There is a dividend that is in place that is paid out on a monthly basis. Overtime the trend has been a growing dividend that has been paid out.
2. iShares Convertible Bond ETF
iShares Convertible Bond ETF (BATS:ICVT) tracks the investment results seen from the Bloomberg Barclays U.S. Convertible Cash Pay Bond >$250 Million Index. The fund ensures at all times that at least 90% of the assets are invested in the underlying index.

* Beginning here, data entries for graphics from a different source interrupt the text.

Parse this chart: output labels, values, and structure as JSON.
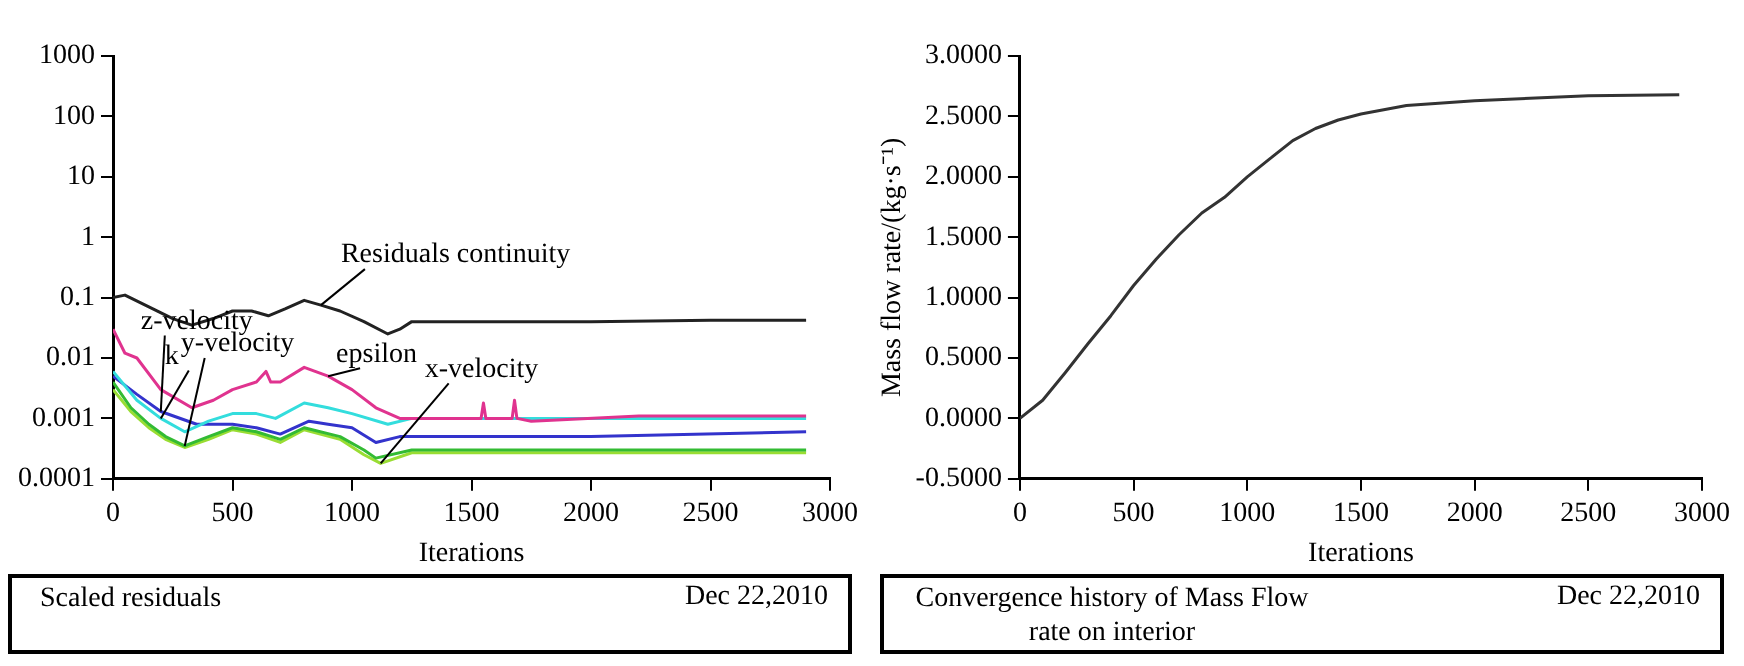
{
  "chart_data": [
    {
      "type": "line",
      "title": "Scaled residuals",
      "xlabel": "Iterations",
      "log": true,
      "grid": false,
      "legend": false,
      "marker": "none",
      "line_style": "solid",
      "xlim": [
        0,
        3000
      ],
      "xticks": [
        0,
        500,
        1000,
        1500,
        2000,
        2500,
        3000
      ],
      "ylim": [
        0.0001,
        1000
      ],
      "yticks": [
        0.0001,
        0.001,
        0.01,
        0.1,
        1,
        10,
        100,
        1000
      ],
      "annotations": [
        "Dec 22,2010"
      ],
      "series": [
        {
          "name": "Residuals continuity",
          "color": "#222222",
          "x": [
            0,
            50,
            150,
            250,
            330,
            420,
            500,
            580,
            650,
            720,
            800,
            870,
            950,
            1050,
            1150,
            1200,
            1250,
            1500,
            2000,
            2500,
            2900
          ],
          "values": [
            0.1,
            0.11,
            0.07,
            0.045,
            0.035,
            0.045,
            0.06,
            0.06,
            0.05,
            0.065,
            0.09,
            0.075,
            0.06,
            0.04,
            0.025,
            0.03,
            0.04,
            0.04,
            0.04,
            0.042,
            0.042
          ]
        },
        {
          "name": "epsilon",
          "color": "#e0338f",
          "x": [
            0,
            50,
            100,
            200,
            330,
            420,
            500,
            600,
            640,
            660,
            700,
            800,
            900,
            1000,
            1100,
            1200,
            1540,
            1550,
            1560,
            1670,
            1680,
            1690,
            1750,
            2200,
            2900
          ],
          "values": [
            0.03,
            0.012,
            0.01,
            0.003,
            0.0015,
            0.002,
            0.003,
            0.004,
            0.006,
            0.004,
            0.004,
            0.007,
            0.005,
            0.003,
            0.0015,
            0.001,
            0.001,
            0.0018,
            0.001,
            0.001,
            0.002,
            0.001,
            0.0009,
            0.0011,
            0.0011
          ]
        },
        {
          "name": "k",
          "color": "#33dddd",
          "x": [
            0,
            100,
            200,
            300,
            400,
            500,
            600,
            680,
            800,
            900,
            1000,
            1150,
            1250,
            1500,
            2000,
            2900
          ],
          "values": [
            0.006,
            0.002,
            0.001,
            0.0006,
            0.0009,
            0.0012,
            0.0012,
            0.001,
            0.0018,
            0.0015,
            0.0012,
            0.0008,
            0.001,
            0.001,
            0.001,
            0.001
          ]
        },
        {
          "name": "z-velocity",
          "color": "#3333cc",
          "x": [
            0,
            100,
            200,
            350,
            500,
            600,
            700,
            820,
            900,
            1000,
            1100,
            1200,
            1500,
            2000,
            2900
          ],
          "values": [
            0.005,
            0.0025,
            0.0013,
            0.0008,
            0.0008,
            0.0007,
            0.00055,
            0.0009,
            0.0008,
            0.0007,
            0.0004,
            0.0005,
            0.0005,
            0.0005,
            0.0006
          ]
        },
        {
          "name": "y-velocity",
          "color": "#33bb33",
          "x": [
            0,
            75,
            150,
            220,
            300,
            400,
            500,
            600,
            700,
            800,
            950,
            1050,
            1100,
            1250,
            1500,
            2000,
            2900
          ],
          "values": [
            0.004,
            0.0015,
            0.0008,
            0.0005,
            0.00035,
            0.0005,
            0.0007,
            0.0006,
            0.00045,
            0.0007,
            0.0005,
            0.0003,
            0.00022,
            0.0003,
            0.0003,
            0.0003,
            0.0003
          ]
        },
        {
          "name": "x-velocity",
          "color": "#99dd33",
          "x": [
            0,
            75,
            150,
            220,
            300,
            400,
            500,
            600,
            700,
            800,
            950,
            1050,
            1120,
            1250,
            1500,
            2000,
            2900
          ],
          "values": [
            0.003,
            0.0013,
            0.0007,
            0.00045,
            0.00033,
            0.00045,
            0.00065,
            0.00055,
            0.0004,
            0.00065,
            0.00045,
            0.00025,
            0.00018,
            0.00027,
            0.00027,
            0.00027,
            0.00027
          ]
        }
      ]
    },
    {
      "type": "line",
      "title": "Convergence history of Mass Flow rate on interior",
      "xlabel": "Iterations",
      "ylabel": "Mass flow rate/(kg·s⁻¹)",
      "grid": false,
      "legend": false,
      "marker": "none",
      "line_style": "solid",
      "xlim": [
        0,
        3000
      ],
      "xticks": [
        0,
        500,
        1000,
        1500,
        2000,
        2500,
        3000
      ],
      "ylim": [
        -0.5,
        3.0
      ],
      "yticks": [
        {
          "value": -0.5,
          "label": "-0.5000"
        },
        {
          "value": 0,
          "label": "0.0000"
        },
        {
          "value": 0.5,
          "label": "0.5000"
        },
        {
          "value": 1,
          "label": "1.0000"
        },
        {
          "value": 1.5,
          "label": "1.5000"
        },
        {
          "value": 2,
          "label": "2.0000"
        },
        {
          "value": 2.5,
          "label": "2.5000"
        },
        {
          "value": 3,
          "label": "3.0000"
        }
      ],
      "annotations": [
        "Dec 22,2010"
      ],
      "series": [
        {
          "color": "#333333",
          "x": [
            0,
            100,
            200,
            300,
            400,
            500,
            600,
            700,
            800,
            900,
            1000,
            1100,
            1200,
            1300,
            1400,
            1500,
            1700,
            2000,
            2500,
            2900
          ],
          "values": [
            0,
            0.15,
            0.38,
            0.62,
            0.85,
            1.1,
            1.32,
            1.52,
            1.7,
            1.83,
            2.0,
            2.15,
            2.3,
            2.4,
            2.47,
            2.52,
            2.59,
            2.63,
            2.67,
            2.68
          ]
        }
      ]
    }
  ]
}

The remaining capital is invested in futures, options, swap contracts, cash, and cash equivalent investments.
Within the fund are more than 200 holdings, primarily in the technology, consumer cyclical and consumer staples sectors; these account for more than 70% of the investments within the ETF. Some of the companies that would represent these top sectors are Tesla Inc (NASDAQ:TSLA), Priceline Group Inc (NASDAQ:PCLN), salesforce.com, Inc. (NYSE:CRM), and Twitter Inc (NYSE:TWTE).
3. First Trust SSI Strategic Convertible Securities ETF
First Trust SSI Strategic Convertible Securities ETF (NASDAQ:FCVT) does not use an underlying benchmark index. Rather, at least 80% of the assets are invested in U.S. and non-U.S. convertible securities. The remainder of the assets are invested in preferred shares and held as cash.
There are investments from 120 companies in 10 different sectors, the top three being technology, healthcare, and financial. No company represents more than three percent. Top holdings include NVIDIA Corporation (NASDAQ:NVDA), T-Mobile US Rg (NASDAQ:TMUS) and Altaba Inc. (NASDAQ:AABA), formerly known as Yahoo Inc.
A steady and consistent dividend that is paid out on a monthly basis.